Nel giugno del 1982 un gruppo di intellettuali, fra cui Franco Belgrado, Edith Bruck, Miriam Cohen, David Meghnagi e Primo Levi, firmò il noto appello Perché Israele si ritiri, in quanto “democratici ed ebrei” con l’obiettivo di tutelare la democrazia israeliana dalle derive nazionaliste e di sostenere la “convivenza pacifica con il popolo palestinese”. L’intervento aveva anche la finalità di “combattere i germi potenziali di un nuovo antisemitismo che si verrebbe ad aggiungere alle vecchie e mai scomparse tendenze antiebraiche in seno alla società civile”.
La figura di Primo Levi fu in questo periodo al centro dell’attenzione mediatica; infatti, in quei mesi fu pubblicato il suo primo vero e proprio romanzo, Se non ora, quando? dal notevole successo commerciale, tanto che lo stesso Levi espresse in un’intervista a “La Stampa” il timore che tale consenso di pubblico e di critica fosse dovuto alla sua presa di posizione contro la politica israeliana.
L’inquietudine dello scrittore fu esplicitata in un articolo di fondo, molto sofferto, pubblicato su “La Stampa” al rientro da un viaggio ad Auschwitz compiuto insieme ad una scolaresca fiorentina. È importante ricordare che il rapporto di Levi con il sionismo era sempre stato difficile, rimanendo in parte irrisolto, infatti, già dopo la guerra dei Sei Giorni aveva preso posizione criticando lo Stato ebraico. Levi scriveva che il ritorno dalla Polonia e l’inizio del conflitto in Libano avevano coinciso dal punto di vista temporale, cosicché “le due esperienze si sono sovrapposte tormentosamente”. Continuava affermando di provare sdegno per chi “frettolosamente assimila i generali israeliani ai generali nazisti”, ma allo stesso tempo non poteva non costatare come Begin “questi giudizi se li sta tirando addosso”.
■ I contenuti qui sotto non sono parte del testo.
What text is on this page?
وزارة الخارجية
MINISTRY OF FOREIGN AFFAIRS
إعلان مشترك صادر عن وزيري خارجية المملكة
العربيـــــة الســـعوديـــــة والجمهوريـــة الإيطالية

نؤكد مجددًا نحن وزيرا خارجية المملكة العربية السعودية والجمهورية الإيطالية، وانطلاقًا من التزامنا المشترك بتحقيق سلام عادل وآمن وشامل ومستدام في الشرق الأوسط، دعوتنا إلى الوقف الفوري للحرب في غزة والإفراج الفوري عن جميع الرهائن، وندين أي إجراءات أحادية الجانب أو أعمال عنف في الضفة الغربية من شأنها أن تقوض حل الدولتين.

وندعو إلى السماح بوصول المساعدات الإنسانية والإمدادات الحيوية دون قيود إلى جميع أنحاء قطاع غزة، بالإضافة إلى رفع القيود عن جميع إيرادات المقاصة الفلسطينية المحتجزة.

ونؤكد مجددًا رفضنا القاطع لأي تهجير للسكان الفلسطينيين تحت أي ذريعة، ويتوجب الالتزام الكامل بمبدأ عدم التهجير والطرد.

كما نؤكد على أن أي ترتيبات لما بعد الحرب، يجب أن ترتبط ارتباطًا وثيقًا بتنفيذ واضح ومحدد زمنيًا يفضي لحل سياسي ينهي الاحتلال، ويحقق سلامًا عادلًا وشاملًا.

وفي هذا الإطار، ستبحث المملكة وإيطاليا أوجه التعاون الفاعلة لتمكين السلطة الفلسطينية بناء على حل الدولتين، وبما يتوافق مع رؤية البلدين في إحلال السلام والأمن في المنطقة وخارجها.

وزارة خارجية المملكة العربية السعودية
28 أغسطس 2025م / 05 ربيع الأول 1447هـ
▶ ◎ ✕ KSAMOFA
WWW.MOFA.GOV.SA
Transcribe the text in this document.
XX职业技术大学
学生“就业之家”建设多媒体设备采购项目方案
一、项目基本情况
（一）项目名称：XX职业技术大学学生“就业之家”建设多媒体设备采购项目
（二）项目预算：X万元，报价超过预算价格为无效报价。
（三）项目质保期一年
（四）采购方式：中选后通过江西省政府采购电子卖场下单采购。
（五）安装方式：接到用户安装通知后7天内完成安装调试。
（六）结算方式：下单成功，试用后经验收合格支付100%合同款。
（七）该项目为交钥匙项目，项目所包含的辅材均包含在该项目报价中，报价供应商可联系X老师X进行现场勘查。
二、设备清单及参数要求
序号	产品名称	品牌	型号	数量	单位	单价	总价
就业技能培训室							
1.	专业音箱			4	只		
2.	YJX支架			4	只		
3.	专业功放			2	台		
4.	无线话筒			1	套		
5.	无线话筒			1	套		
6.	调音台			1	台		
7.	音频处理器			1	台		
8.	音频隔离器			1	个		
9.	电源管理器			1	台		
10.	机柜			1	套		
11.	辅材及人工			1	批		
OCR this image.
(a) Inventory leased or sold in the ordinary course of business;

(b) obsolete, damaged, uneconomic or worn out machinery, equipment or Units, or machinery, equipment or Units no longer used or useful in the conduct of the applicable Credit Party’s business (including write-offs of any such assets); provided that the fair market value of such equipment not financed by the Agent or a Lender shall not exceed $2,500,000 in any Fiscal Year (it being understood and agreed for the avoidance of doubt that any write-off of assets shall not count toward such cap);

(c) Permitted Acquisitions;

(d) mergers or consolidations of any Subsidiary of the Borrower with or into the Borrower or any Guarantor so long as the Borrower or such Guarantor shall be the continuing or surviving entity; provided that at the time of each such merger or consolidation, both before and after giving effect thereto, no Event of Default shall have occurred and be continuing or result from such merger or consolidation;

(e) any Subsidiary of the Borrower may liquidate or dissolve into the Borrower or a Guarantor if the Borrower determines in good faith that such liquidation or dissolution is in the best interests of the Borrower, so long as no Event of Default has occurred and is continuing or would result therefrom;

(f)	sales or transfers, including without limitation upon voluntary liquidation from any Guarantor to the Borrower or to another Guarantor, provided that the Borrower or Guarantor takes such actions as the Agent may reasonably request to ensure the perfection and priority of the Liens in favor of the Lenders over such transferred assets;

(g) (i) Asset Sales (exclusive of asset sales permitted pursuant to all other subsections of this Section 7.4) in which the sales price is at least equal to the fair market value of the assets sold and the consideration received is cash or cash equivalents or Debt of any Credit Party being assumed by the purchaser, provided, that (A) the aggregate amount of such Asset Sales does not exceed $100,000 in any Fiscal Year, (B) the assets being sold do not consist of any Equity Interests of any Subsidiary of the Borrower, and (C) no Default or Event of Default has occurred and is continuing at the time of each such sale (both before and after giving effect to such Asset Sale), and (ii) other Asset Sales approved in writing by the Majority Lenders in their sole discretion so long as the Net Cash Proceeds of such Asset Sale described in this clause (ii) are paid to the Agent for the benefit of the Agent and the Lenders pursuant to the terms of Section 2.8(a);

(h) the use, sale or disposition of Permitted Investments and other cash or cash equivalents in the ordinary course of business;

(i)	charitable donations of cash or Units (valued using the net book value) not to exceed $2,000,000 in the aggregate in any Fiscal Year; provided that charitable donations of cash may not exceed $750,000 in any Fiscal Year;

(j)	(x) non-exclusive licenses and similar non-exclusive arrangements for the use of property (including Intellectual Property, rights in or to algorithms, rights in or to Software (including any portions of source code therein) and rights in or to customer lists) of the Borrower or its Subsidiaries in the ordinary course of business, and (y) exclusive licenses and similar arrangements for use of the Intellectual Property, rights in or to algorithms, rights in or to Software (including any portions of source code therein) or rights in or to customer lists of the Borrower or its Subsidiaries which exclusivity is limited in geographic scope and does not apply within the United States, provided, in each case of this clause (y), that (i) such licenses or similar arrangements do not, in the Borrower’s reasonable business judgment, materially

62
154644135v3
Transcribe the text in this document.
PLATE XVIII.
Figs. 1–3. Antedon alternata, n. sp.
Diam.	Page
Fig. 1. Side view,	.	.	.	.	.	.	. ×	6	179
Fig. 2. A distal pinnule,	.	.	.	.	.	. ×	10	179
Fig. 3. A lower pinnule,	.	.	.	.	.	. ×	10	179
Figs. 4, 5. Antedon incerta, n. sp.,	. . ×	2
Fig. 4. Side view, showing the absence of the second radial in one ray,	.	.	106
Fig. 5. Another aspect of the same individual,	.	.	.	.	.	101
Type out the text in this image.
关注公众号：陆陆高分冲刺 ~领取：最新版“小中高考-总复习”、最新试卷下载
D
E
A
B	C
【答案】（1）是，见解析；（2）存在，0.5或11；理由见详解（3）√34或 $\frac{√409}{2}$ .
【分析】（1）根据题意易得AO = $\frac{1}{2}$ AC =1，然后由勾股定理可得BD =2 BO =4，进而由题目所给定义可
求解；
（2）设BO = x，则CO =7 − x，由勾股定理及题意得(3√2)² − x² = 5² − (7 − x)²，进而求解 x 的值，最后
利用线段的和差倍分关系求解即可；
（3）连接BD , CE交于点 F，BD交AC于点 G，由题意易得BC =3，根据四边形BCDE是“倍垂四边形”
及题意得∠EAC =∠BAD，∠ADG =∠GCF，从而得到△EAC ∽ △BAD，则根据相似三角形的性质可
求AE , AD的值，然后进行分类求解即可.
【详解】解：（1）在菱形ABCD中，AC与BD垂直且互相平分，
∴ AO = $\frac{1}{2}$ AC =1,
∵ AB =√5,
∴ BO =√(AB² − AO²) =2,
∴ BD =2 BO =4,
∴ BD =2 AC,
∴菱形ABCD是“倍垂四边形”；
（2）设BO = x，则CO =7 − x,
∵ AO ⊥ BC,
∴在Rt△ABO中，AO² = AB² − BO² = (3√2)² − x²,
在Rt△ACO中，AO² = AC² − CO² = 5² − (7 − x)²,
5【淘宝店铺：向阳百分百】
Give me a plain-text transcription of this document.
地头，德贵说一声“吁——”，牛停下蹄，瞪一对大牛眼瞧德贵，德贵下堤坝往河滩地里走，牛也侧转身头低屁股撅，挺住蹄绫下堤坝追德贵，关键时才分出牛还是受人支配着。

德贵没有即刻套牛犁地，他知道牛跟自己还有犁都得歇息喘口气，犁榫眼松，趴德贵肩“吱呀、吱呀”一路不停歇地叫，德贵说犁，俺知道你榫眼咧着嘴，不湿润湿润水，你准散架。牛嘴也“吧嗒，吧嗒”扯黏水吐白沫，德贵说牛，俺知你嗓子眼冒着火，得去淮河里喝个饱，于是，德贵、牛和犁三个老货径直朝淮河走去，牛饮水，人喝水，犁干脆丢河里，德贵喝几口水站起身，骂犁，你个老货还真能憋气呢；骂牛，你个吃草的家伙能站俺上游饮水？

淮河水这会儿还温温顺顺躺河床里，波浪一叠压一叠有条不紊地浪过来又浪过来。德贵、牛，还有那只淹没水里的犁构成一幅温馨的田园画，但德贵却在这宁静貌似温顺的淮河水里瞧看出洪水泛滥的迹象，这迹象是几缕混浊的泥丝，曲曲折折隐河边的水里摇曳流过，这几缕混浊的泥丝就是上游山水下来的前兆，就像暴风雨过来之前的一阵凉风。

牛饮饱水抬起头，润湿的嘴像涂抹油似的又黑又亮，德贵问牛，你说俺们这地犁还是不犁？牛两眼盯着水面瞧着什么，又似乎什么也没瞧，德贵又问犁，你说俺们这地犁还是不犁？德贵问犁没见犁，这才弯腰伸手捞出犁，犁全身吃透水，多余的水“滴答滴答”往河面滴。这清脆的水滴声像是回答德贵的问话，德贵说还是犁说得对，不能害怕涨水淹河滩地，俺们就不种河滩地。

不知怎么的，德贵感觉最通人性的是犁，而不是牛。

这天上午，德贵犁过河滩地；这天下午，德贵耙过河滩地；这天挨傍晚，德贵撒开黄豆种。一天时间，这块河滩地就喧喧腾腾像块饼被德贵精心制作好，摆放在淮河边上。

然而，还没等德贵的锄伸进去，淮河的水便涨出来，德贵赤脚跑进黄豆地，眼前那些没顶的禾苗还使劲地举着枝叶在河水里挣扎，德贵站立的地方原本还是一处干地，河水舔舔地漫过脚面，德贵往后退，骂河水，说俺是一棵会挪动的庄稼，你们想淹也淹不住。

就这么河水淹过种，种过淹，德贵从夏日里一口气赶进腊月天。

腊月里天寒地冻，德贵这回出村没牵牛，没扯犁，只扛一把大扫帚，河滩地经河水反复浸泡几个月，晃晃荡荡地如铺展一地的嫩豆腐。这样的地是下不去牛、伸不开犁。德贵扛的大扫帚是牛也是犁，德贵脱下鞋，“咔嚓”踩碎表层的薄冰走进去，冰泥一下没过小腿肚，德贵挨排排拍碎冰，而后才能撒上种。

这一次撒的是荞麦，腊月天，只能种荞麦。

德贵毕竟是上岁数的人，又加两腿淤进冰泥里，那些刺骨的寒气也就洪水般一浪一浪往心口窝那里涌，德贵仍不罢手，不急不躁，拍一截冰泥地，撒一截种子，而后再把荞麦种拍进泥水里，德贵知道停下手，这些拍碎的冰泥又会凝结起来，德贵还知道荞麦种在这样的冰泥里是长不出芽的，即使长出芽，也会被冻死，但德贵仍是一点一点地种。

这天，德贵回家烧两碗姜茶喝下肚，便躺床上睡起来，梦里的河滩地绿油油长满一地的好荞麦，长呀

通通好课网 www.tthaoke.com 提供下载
Le parole di Primo Levi ci fanno comprendere pienamente la centralità della Seconda guerra mondiale nell’immaginario collettivo; la forza e la violenza dell’esercito israeliano rappresentavano uno shock culturale anche per quegli ebrei che si riconoscevano nella retorica democratica, non solo per quell’opinione pubblica abituata ad associare alla figura dell’ebreo l’immagine della vittima debole e passiva.
I pregiudizi antiebraici riemergenti dalle pagine dei giornali durante la guerra del Libano lasciarono inevitabilmente una traccia nell’opinione pubblica italiana, dando luogo, negli anni successivi, anche ad episodi di violenza antisemita.